We have discovered a novel series of quinazoline-based CXCR4 antagonists. Of these, compound 19 mobilized CXCR4(+) cell types, including hematopoietic stem cells and endothelial progenitor cells, more efficiently than the marketed 1 (AMD3100) with subcutaneous administration at the same dose (6 mg/kg) in mice. This series of compounds thus provides a set of valuable tools to study diseases mediated by the CXCR4/SDF-1 axis, including myocardial infarction, ischemic stroke, and cancer metastasis. More importantly, treatment with compound 19 significantly lowered levels of blood urea nitrogen and serum creatinine in rats with renal ischemia-reperfusion injury, providing evidence for its therapeutic potential in preventing ischemic acute kidney injury. CXCR4 antagonists such as 19 might also be useful to increase circulating levels of adult stem cells, thereby exerting beneficial effects on damaged and/or inflamed tissues in diseases that currently are not treated by standard approaches.

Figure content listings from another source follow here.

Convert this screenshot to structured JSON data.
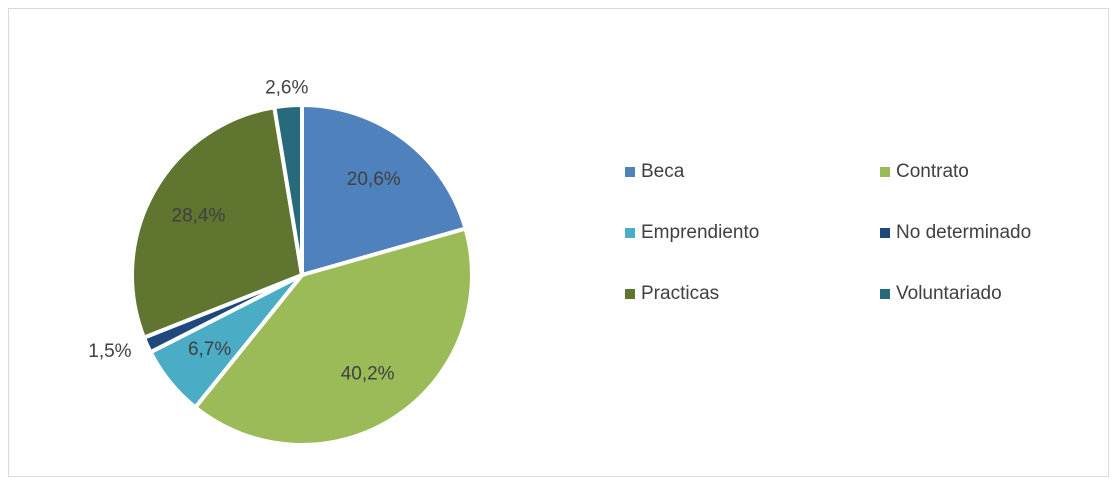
{
  "chart_data": {
    "type": "pie",
    "categories": [
      "Beca",
      "Contrato",
      "Emprendiento",
      "No determinado",
      "Practicas",
      "Voluntariado"
    ],
    "values": [
      20.6,
      40.2,
      6.7,
      1.5,
      28.4,
      2.6
    ],
    "value_labels": [
      "20,6%",
      "40,2%",
      "6,7%",
      "1,5%",
      "28,4%",
      "2,6%"
    ],
    "colors": [
      "#4f81bd",
      "#9bbb59",
      "#4bacc6",
      "#1f497d",
      "#5f7530",
      "#276a7c"
    ],
    "legend": "right"
  }
}
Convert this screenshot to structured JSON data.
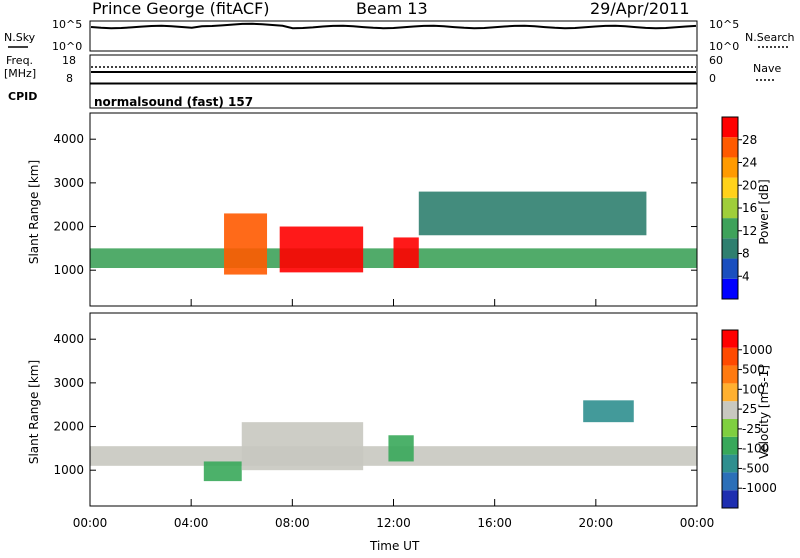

我们发现了一系列新型的基于喹唑啉的CXCR4拮抗剂。其中,化合物19在小鼠中以相同剂量(6毫克/千克)皮下给药时,比市售的1(AMD3100)更有效地动员了CXCR4(+)细胞类型,包括造血干细胞和内皮祖细胞。因此,这一系列化合物为研究由CXCR4/SDF-1轴介导的疾病提供了一套有价值的工具,这些疾病包括心肌梗死、缺血性中风和癌症转移。更重要的是,用化合物19治疗可显著降低肾缺血再灌注损伤大鼠的血尿素氮和血清肌酐水平,为其预防缺血性急性肾损伤的治疗潜力提供了证据。像19这样的CXCR4拮抗剂可能也有助于提高成体干细胞的循环水平,从而对目前标准方法无法治疗的疾病中受损和/或发炎的组织产生有益影响。